All Products
Search
Document Center

DataWorks:Best practices for configuring EMR clusters used in DataWorks

Last Updated:Mar 27, 2026

When you register an E-MapReduce (EMR) DataLake cluster to a DataWorks workspace and run EMR nodes (EMR Hive, EMR MR, EMR Presto, EMR Spark SQL), the default component settings are often insufficient for production workloads. This topic covers recommended memory configurations for Kyuubi, Spark, and Hadoop Distributed File System (HDFS), and explains how to isolate metadata between the development and production environments.

Configure EMR components

Kyuubi

In the production environment, set the following JVM memory parameters:

Parameter Recommended value Description
kyuubi_java_opts 10g or larger Heap size for the Kyuubi server JVM. A larger heap reduces garbage collection (GC) pressure under concurrent query load.
kyuubit_beeline_opts 2g or larger Heap size for the Beeline client.
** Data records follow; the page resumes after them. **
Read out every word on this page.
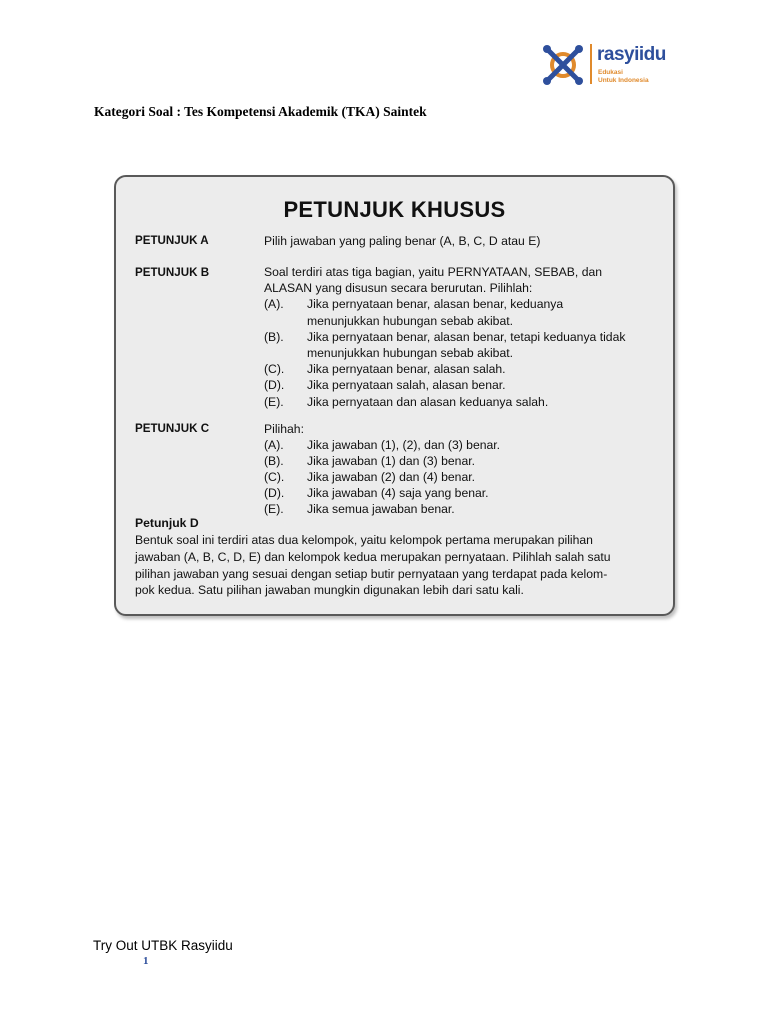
rasyiidu
Edukasi
Untuk Indonesia
Kategori Soal : Tes Kompetensi Akademik (TKA) Saintek
PETUNJUK KHUSUS
PETUNJUK A	Pilih jawaban yang paling benar (A, B, C, D atau E)
PETUNJUK B	Soal terdiri atas tiga bagian, yaitu PERNYATAAN, SEBAB, dan
ALASAN yang disusun secara berurutan. Pilihlah:
(A). Jika pernyataan benar, alasan benar, keduanya
menunjukkan hubungan sebab akibat.
(B). Jika pernyataan benar, alasan benar, tetapi keduanya tidak
menunjukkan hubungan sebab akibat.
(C). Jika pernyataan benar, alasan salah.
(D). Jika pernyataan salah, alasan benar.
(E). Jika pernyataan dan alasan keduanya salah.
PETUNJUK C	Pilihah:
(A). Jika jawaban (1), (2), dan (3) benar.
(B). Jika jawaban (1) dan (3) benar.
(C). Jika jawaban (2) dan (4) benar.
(D). Jika jawaban (4) saja yang benar.
(E). Jika semua jawaban benar.
Petunjuk D
Bentuk soal ini terdiri atas dua kelompok, yaitu kelompok pertama merupakan pilihan
jawaban (A, B, C, D, E) dan kelompok kedua merupakan pernyataan. Pilihlah salah satu
pilihan jawaban yang sesuai dengan setiap butir pernyataan yang terdapat pada kelom-
pok kedua. Satu pilihan jawaban mungkin digunakan lebih dari satu kali.
Try Out UTBK Rasyiidu
1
Increase this value if your queries return large result sets.

Spark

Spark's default memory allocation is conservative. Tune the following parameters based on your cluster size and workload:

Parameter Scope Description
spark.driver.memory Driver Heap size for the Spark driver. Increase if the driver handles large broadcast variables or collects significant data.
spark.driver.memoryOverhead Driver Off-heap memory reserved for the driver JVM. Adjust based on your cluster scale and workload.
spark.executor.memory Executor Heap size for each executor. This is the primary parameter for tuning executor performance.

Pass these parameters via spark-submit to apply them at the job level without affecting other workloads on the cluster:

spark-submit \
  --conf spark.driver.memory=4g \
  --conf spark.driver.memoryOverhead=512m \
  --conf spark.executor.memory=8g \
  ...

For the full list of Spark memory configuration options, see Spark memory management.

Data lineage support

Important

Not all EMR node types in DataWorks generate lineage data. Review the following constraints before designing pipelines that depend on lineage.

Node type Table-level lineage Column-level lineage
EMR Hive Supported Supported
EMR Spark Supported (Spark 2.x only) Not supported
EMR Spark SQL Supported (Spark 2.x only) Not supported
EMR MR Not supported Not supported
EMR Presto Not supported Not supported

HDFS

HDFS daemon memory is controlled through the following parameters. Adjust these based on your cluster size — larger clusters with more data nodes and higher namespace load require more heap:

Parameter Component Description
hadoop_namenode_heapsize NameNode Heap size for the NameNode JVM. Increase for clusters with a large number of files and blocks.
hadoop_datanode_heapsize DataNode Heap size for each DataNode JVM.
hadoop_secondary_namenode_heapsize Secondary NameNode Heap size for the Secondary NameNode, which handles periodic checkpointing.
hadoop_namenode_opts NameNode Additional JVM options for the NameNode, such as GC tuning flags.

Isolate metadata between environments

When a DataWorks workspace runs in standard mode, you must register two separate EMR clusters — one for the development environment and one for the production environment. Register both on the Data Sources page in SettingCenter.

To meet the data isolation requirement, back each cluster's metadata with a separate ApsaraDB RDS database. Using a single database for both environments allows development changes to affect production metadata, which defeats the purpose of environment isolation.

For setup steps and additional usage notes, see Usage notes for development of EMR tasks in DataWorks.